Este pioneiro estudo deixou flancos abertos para futuros estudos, tais como: análise sobre conflitos entre visões de mundo burguesas e socialistas no seio de uma família rururbana (3), a produção social da loucura feminina, o status social de mulheres que ousam viver a frente de seu tempo, abandono familiar e produção literária, partidos de esquerda e trajetórias sociais, as fronteiras entre ideologia, dogmatismo e tradução subjetiva de valores políticos, etc.

Afirmo que o livro de Janaína Amado, uma bela bio-história de sua genitora foi uma grande conquista literária bem como nos ajuda muito a entender a Bahia e a vida das mulheres rebeldes dos anos 50 do século passado. Recomendo a leitura a todos que se interessam pela relação entre literatura, história e memória de famílias.

Alguns pontos merecem maior aprofundamento: a relação Jacinta e Janaína, a relação de Jacinta-James Amado, Janaína e família materna, bem como família Amado x Família Passos, famílias, respectivamente do cacau e do fumo do interior da Bahia. Investigadas essas relações, poderíamos compreender melhor os não ditos desse intrincado, dramático e potente escrito biográfico e histórico que conecta, ao mesmo tempo a história social das mulheres, a arte e a vida de uma grande poetisa e das famílias rurais baianas do século passado. Por fim, registro meu apreço pela poesia de Jacinta que, abordando “homens e mulheres que não “nasceram com colheres de prata em suas bocas”, contribuiu para revelar um olhar sensível sobre os de baixo, conforme inúmeros poemas que tematizaram empregados domésticos de sua família.

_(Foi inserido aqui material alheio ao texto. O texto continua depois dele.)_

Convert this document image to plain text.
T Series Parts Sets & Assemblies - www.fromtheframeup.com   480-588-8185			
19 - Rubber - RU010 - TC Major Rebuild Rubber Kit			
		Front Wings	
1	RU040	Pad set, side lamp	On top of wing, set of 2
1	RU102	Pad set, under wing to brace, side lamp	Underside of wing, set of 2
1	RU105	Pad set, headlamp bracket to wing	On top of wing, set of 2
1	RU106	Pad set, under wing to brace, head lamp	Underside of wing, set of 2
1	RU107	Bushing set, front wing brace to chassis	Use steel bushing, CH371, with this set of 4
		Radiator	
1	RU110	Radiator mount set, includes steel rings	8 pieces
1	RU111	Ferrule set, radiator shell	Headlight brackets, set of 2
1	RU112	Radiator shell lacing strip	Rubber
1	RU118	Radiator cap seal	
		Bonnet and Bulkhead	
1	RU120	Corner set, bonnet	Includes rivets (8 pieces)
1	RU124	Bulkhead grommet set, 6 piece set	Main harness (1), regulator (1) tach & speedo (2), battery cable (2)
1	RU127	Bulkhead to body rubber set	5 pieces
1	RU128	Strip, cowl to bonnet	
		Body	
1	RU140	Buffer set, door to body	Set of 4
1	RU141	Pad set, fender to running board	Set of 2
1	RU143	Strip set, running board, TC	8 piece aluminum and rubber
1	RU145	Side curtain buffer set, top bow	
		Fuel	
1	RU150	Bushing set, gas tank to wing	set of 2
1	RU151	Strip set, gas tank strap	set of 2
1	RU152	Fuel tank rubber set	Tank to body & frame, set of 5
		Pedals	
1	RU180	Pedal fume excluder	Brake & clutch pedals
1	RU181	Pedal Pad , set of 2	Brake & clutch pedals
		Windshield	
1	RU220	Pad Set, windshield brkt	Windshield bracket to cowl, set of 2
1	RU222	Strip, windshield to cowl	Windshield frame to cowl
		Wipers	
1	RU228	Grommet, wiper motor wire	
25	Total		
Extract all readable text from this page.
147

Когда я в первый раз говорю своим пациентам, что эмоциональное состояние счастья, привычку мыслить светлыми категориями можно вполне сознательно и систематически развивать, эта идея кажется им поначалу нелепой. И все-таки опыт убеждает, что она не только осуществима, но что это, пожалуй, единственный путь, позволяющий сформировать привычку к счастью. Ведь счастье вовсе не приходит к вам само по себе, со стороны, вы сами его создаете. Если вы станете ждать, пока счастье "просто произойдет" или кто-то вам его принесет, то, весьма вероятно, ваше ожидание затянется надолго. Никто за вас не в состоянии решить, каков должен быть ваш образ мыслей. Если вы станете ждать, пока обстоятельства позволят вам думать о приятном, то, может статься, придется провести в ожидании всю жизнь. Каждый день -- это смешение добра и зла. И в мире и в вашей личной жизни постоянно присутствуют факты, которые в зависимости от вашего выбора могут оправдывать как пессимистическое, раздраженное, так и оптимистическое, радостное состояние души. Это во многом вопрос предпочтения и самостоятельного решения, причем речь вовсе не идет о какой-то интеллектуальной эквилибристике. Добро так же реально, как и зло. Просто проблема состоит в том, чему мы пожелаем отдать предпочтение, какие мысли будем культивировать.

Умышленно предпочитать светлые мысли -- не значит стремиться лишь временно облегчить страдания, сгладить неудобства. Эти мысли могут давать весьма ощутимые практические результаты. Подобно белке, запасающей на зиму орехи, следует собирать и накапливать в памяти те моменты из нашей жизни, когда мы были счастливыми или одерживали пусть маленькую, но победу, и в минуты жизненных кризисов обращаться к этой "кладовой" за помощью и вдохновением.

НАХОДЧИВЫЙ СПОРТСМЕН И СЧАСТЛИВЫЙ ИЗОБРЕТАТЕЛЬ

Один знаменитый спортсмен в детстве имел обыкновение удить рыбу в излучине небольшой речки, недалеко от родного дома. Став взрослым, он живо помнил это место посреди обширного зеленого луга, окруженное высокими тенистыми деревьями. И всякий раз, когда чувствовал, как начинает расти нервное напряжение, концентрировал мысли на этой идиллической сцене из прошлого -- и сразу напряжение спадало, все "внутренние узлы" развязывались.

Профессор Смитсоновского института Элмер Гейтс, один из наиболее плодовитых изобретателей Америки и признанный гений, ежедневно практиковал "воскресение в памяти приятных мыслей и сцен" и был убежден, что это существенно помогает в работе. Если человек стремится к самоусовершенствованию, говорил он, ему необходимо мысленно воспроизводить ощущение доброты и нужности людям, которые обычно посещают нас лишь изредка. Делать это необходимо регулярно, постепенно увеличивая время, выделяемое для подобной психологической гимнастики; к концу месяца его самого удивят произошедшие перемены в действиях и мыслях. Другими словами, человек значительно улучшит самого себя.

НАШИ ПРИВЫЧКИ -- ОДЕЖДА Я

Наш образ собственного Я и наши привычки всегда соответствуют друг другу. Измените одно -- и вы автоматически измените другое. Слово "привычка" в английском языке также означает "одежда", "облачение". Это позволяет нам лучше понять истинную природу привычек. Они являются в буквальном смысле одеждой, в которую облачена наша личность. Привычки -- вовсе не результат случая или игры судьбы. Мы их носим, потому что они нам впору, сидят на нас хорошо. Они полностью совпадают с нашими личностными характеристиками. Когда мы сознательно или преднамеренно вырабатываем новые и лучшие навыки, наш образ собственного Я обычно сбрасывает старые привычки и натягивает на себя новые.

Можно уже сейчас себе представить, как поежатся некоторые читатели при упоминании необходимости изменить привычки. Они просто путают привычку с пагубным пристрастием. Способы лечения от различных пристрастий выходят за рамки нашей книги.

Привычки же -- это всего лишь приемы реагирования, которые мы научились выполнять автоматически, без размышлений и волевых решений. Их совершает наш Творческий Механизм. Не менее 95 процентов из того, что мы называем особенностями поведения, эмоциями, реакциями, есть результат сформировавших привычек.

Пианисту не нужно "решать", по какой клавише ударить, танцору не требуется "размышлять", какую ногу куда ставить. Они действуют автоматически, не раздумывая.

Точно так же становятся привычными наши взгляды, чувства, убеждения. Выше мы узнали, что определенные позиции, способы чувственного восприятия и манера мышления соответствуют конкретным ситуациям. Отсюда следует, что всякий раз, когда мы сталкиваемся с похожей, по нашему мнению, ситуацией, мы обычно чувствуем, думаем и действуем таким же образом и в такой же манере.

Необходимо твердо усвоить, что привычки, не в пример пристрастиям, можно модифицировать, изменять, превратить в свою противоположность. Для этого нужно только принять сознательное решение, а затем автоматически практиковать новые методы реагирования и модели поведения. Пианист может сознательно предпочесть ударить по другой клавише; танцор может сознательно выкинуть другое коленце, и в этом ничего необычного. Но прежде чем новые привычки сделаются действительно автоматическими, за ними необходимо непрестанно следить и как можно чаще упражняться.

Luis Flávio Godinho é Professor. Doutor em Sociologia.

 

(1) Fui ao lançamento do livro, em fins de julho de 2010, na cidade de Cruz das Almas, Bahia, conheci a organizadora/autora da obra, a Professora titular aposentada de História da UnB, Prof.a Janaína Amado. Até aquele momento não associava a autora desta obra com a Janaína Amado que escreveu em parceria com Ferreira outra obra que já tive nas mãos, o importante livro Usos e abusos da História Oral.

(2) Família que dá nome a tudo naquela cidade e empresta significado a concepções locais de prestígio, poder e posição social: praça central, bairro, ruas, mitos, etc.

(3) Esta questão da família rururbana é uma das questões interessantes que aparecem na trama, demonstrando o que, em outra publicação, denominei "Salvadorcentrismo".